Since knowledge security is still in the early stage as a research field, it is reasonable to look also for parallel fields in order to understand the principles of security risk management. Information security risk assessment (ISRA) methodologies are means by which organizations aim to manage information security risks (Baskerville, 1991; Siponen, 2005; Whitman & Mattord, 2011). However, typical perspectives on information security risk management, including most ISRA methodologies, largely ignore the business context of information systems (Shedden et al., 2010; Spremic, 2012), and are not framed in terms of competitive advantage (Ahmad et al., 2014).
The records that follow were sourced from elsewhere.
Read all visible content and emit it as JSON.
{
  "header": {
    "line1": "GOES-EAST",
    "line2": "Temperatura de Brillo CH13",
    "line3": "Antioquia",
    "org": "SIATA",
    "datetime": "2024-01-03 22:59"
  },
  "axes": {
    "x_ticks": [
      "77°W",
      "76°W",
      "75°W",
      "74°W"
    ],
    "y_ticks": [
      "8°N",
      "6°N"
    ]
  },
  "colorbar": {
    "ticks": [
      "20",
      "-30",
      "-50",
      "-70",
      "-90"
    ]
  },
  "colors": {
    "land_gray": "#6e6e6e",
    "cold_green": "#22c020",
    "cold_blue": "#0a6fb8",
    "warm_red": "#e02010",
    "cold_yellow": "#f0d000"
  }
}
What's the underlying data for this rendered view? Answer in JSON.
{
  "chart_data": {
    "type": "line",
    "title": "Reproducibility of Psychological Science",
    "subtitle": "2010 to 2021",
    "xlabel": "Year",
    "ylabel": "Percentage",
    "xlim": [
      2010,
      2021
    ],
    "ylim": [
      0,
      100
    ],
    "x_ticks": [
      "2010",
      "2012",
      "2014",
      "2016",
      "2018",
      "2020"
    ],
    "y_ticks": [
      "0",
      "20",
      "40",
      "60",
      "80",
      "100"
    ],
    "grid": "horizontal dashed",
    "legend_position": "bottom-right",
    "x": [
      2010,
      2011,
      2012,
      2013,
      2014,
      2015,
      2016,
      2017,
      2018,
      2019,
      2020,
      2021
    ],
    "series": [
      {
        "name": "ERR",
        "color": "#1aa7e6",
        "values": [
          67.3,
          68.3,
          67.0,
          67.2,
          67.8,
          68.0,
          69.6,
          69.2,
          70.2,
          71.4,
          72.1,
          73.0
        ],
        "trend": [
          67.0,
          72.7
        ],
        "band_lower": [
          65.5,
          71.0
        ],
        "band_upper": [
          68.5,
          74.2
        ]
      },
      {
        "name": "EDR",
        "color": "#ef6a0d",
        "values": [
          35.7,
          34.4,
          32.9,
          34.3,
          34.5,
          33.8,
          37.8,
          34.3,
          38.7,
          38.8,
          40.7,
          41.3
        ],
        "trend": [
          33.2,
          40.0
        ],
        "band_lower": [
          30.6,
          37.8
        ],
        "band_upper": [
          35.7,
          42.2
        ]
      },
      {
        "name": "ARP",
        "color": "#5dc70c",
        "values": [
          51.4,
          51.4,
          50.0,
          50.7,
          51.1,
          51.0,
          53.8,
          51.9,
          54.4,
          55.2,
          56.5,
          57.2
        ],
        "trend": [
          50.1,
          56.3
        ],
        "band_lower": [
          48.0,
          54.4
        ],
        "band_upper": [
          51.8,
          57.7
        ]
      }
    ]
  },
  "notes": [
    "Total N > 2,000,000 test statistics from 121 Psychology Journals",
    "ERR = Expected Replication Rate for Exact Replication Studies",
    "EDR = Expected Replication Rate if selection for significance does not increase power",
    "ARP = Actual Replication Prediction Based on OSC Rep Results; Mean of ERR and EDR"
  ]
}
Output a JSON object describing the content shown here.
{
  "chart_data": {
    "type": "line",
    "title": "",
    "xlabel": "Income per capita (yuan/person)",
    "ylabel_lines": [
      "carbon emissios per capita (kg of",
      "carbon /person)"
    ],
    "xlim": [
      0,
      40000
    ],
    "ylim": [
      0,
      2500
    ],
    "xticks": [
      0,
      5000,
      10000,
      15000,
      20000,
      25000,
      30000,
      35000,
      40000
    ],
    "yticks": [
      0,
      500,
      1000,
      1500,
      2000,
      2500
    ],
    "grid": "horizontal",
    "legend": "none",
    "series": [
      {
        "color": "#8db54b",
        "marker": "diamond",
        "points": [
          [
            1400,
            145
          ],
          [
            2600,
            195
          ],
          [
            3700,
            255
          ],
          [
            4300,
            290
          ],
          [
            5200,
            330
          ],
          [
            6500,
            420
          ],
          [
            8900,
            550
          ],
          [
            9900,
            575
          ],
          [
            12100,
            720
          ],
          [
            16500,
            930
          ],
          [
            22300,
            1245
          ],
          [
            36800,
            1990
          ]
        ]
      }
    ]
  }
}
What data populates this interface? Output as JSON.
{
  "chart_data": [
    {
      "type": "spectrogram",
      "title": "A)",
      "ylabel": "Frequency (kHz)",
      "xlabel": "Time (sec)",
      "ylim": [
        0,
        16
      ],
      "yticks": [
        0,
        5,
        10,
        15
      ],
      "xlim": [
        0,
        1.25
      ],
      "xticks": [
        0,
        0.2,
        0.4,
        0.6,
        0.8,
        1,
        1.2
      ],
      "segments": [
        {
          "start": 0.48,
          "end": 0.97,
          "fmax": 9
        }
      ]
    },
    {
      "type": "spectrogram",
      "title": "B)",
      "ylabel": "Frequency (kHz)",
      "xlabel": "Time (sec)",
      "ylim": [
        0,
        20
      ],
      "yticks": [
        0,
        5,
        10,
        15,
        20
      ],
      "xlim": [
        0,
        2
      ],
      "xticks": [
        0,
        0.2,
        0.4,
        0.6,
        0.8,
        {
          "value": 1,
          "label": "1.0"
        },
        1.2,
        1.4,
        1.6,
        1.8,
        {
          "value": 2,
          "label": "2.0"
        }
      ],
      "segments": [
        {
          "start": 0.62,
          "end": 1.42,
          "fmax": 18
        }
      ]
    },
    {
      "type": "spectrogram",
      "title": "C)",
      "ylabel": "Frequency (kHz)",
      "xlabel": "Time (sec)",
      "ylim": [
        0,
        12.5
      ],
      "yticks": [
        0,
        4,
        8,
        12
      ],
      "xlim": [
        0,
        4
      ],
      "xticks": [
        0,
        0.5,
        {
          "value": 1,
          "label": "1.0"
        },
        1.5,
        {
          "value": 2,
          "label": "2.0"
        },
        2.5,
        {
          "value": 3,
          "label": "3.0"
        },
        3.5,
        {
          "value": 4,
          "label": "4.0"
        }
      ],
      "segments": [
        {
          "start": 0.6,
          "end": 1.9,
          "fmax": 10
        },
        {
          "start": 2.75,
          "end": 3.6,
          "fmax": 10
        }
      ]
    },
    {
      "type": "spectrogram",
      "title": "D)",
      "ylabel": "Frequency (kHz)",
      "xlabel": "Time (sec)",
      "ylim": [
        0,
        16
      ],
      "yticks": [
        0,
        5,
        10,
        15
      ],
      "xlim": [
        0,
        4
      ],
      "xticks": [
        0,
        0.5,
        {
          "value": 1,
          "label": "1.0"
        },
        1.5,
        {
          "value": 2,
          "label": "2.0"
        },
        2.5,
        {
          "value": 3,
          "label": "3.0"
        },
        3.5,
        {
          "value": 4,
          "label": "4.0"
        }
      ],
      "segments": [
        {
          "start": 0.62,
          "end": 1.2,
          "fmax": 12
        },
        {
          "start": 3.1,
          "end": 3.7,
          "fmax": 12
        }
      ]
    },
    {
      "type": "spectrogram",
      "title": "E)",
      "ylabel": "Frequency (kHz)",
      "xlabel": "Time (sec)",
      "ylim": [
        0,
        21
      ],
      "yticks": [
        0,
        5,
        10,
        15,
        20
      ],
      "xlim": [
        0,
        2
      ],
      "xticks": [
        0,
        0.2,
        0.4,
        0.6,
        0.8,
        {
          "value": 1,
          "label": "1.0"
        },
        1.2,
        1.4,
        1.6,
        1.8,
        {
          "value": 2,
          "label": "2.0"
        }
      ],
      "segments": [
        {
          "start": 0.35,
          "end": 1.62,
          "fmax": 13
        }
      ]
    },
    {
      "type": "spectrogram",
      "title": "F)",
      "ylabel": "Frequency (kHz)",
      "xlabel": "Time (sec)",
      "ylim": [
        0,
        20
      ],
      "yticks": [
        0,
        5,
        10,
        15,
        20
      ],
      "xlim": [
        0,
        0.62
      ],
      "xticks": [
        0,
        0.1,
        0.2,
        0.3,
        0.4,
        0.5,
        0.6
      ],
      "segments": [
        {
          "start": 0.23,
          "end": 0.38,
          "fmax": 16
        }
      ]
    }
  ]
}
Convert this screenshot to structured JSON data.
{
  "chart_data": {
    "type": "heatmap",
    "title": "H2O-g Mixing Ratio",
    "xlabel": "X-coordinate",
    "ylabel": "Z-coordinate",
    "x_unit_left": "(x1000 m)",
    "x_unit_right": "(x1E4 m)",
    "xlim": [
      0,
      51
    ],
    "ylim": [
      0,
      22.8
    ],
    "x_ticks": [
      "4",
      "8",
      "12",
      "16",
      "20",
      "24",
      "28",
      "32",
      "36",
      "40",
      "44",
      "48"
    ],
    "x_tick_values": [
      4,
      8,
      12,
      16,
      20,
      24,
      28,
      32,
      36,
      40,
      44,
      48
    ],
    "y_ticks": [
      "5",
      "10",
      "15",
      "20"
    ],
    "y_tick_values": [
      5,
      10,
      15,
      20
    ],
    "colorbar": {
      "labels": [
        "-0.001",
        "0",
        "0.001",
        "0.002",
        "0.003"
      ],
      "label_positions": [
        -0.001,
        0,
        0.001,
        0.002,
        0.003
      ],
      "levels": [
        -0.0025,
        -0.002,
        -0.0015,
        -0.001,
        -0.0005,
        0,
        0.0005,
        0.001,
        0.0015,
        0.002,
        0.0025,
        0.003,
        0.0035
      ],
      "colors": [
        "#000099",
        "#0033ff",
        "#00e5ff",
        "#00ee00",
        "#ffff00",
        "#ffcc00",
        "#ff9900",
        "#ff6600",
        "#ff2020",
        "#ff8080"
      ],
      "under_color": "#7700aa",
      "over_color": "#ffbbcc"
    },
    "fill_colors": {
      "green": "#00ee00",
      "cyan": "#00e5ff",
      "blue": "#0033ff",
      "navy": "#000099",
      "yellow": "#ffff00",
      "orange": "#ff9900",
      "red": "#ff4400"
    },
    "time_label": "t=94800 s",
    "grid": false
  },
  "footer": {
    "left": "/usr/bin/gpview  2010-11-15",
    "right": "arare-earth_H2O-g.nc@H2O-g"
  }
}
When the business perspective is considered (DeLoach, 2004; Siponen, 2005; Von Solms & Von Solms, 2004), it is mainly limited to the evaluation of individual risk mitigation techniques and their cost reasoning, rather than starting from a broad perspective of reasoning the business benefits of an activity compared to the risks connected to it.
This chapter aims to answer the research question “How can organizations manage knowledge risks and reach business benefits of changes in operation at the same time?” The chapter argues that knowledge security risks should be managed in a systematic process in line with managing business benefits and introduce a conceptually developed process for this purpose.
Several studies point out that increasing the circulation of knowledge also increases the risk of leakage (Desouza, 2006; Desouza & Vanapalli, 2005; Easterby-Smith, Lyles, & Tsang, 2008; Trkman & Desouza, 2012). New forms of organizational operation emphasize opening up of organizational knowledge resources towards customers and other organizational stakeholders. Therefore, when making changes in practices, there is simultaneously a strong need for understanding the potential risks related to open information and knowledge flows, as well as relating these risks to the potential business benefits of the change.